4. Apache has the largest marketshare of servers, but the busiest sites on the internet almost explicitly use Apache though nginix is an up and comer.

5. Martijn suggests using virtual host and NOT .htaccess. You should not use shared hosting, if you are doing so you are not taking your business seriously.

6. Use ApacheBench to test performance. From Martijn’s tests Nginx (as well as Nginx + Varnish) faster than Apcahce and Apache is faster than ISS.

7. If you are using WordPress check out: http://bit.ly/speedupwordpress

Top Tips from Jonathan:

1. The devils are in the details – when moving from your test servers to live you need to make absolutely sure your site is being indexed and crawled.

2. Correct http status codes are immensely important. Either return a 301 redirect or a 404 error code whenever a page is deleted or moved. Dead pages are no fun for anyone. Make sure you have a custom 404 error page with branding and navigation.

3. Almost all CMS programmes need an aftermarket addition, either use WordPress SEO (from Yoast) or try searching for {your CMS} + SEO for ways to help sort out your CMS.

4. Google has some stealth crawlers not called Googlebot… don’t serve different information to their bots!

5. Failure to create unique titles and meta descriptions is a sign of low quality, has lesser CTR and makes pages more likely to be treated as duplicate.

6. Submitting your .xml sitemap is not a magic SEO tool but it is a great way to get feedback on which pages have been indexed. It can also help you find duplicate content!

7. Dead links (broken links) are bad for user experience and an absolute waste of link juice (use Google Webmaster Tools to help find this).

8. If your site gets hacked, your traffic will drop. Scanning only detects 30% of threats, however, “File Integrity Monitoring” detects ~100%. For SMB’s Jonathan suggests CodeGuard, for Enterprise sites he suggests: NetIQ – TripWire – nCircle.

9. Failure to patch WordPress is the number one source of exploits.

10. SEO intangibles – happy visitors generate links, referrals, Tweets, etc.
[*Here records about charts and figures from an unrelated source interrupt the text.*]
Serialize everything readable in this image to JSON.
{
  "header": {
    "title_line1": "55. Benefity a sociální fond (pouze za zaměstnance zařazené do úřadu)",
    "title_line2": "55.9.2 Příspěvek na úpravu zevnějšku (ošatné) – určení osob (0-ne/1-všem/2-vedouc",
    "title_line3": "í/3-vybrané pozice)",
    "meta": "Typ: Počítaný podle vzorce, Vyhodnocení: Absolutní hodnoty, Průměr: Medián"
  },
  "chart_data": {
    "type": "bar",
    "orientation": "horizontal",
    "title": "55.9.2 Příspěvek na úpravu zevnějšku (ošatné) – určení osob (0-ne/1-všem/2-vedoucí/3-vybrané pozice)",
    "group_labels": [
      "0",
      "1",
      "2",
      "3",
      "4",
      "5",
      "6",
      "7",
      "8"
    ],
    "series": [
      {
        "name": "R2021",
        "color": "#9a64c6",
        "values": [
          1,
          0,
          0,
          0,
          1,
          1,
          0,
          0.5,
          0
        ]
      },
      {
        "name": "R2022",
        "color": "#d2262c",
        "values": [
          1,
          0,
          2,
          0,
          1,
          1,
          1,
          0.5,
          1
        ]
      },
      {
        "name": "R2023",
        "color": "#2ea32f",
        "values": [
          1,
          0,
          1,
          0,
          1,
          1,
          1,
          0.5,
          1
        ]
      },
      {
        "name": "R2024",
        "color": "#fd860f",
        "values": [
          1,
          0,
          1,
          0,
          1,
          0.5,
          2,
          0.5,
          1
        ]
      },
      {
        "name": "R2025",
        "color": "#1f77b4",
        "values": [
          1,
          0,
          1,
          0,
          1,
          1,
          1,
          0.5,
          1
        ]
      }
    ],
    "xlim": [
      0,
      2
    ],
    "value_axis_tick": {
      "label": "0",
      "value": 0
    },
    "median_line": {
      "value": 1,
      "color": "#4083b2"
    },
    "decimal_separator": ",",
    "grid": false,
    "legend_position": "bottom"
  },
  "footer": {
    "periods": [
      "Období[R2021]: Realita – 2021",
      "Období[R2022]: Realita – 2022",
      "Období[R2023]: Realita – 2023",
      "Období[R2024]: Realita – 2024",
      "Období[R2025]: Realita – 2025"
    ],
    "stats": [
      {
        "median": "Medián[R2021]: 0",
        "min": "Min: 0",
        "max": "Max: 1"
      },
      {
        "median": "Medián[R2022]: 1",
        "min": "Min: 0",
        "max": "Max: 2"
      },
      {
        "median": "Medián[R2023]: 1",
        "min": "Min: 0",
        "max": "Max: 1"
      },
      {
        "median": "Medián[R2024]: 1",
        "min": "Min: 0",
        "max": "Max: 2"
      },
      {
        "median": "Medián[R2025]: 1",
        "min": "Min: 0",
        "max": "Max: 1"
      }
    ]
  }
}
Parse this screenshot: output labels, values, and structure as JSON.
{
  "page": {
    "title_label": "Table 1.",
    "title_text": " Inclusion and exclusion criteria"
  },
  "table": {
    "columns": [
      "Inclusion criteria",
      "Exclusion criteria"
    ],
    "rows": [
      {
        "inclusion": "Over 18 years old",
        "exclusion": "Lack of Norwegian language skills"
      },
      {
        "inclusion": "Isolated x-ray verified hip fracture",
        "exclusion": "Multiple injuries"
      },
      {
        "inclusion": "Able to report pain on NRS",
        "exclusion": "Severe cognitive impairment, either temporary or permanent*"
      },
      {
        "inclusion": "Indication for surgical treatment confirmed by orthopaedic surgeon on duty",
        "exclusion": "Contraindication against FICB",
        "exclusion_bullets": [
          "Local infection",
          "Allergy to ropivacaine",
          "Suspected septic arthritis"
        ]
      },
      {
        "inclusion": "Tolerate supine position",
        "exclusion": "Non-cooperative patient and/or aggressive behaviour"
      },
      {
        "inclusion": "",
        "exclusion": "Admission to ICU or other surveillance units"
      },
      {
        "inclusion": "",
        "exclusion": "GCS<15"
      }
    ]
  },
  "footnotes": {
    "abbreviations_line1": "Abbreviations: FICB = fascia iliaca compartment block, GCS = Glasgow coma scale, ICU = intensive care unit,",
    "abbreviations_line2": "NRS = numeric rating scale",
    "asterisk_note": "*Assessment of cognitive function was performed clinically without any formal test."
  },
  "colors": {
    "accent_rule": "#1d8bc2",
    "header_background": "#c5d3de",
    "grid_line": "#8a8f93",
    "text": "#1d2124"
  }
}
How do you get this? Your site should load quickly, correctly, smoothly, on any browser, any computer and any mobile device.

11. People do print things out, make sure you have a print media stylesheet and get rid of menus and so forth.

12. Use WuFoo to create forms and reduce as much friction as possible!

*A lot of these included snippets of code that could not be taken down quickly enough. Please look for Jonathan’s slides when they come online.

Top tips from John:

1. All of the above is relevant because it is what Google does.

2. Google URLs bucket includes: known URLs, new URLs from links, Sitemaps and feeds and from the Add-URL page.

3. Google may try crawling different keywords even if your orphaned content is not well indexed using searchable web forms.

4. Google’s scheduler tries to treat your server with respect, possible reasons that would hurt the scheduler would be a slow server or having too many URLs. (Shared servers are not advisable!!).

5. Your robots.txt file must be stable and should not change throughout the day or too regularly, or based on user agent.

6. You can monitor Google’s whole pipeline by using Webmaster Tools and fetching a page as Googlebot. This will flag up any issues that you may send to Google’s scheduler.

7. Google’s Parser tries to extract text and context as well as the links. Reasons this might go wrong would be having bad content (CMS trying to optimise for Googlebot may lead to broken HTML that can’t be crawled and indexed properly).

8. Additionally, “soft 404” pages tells Google that you want these pages indexed – don’t do it.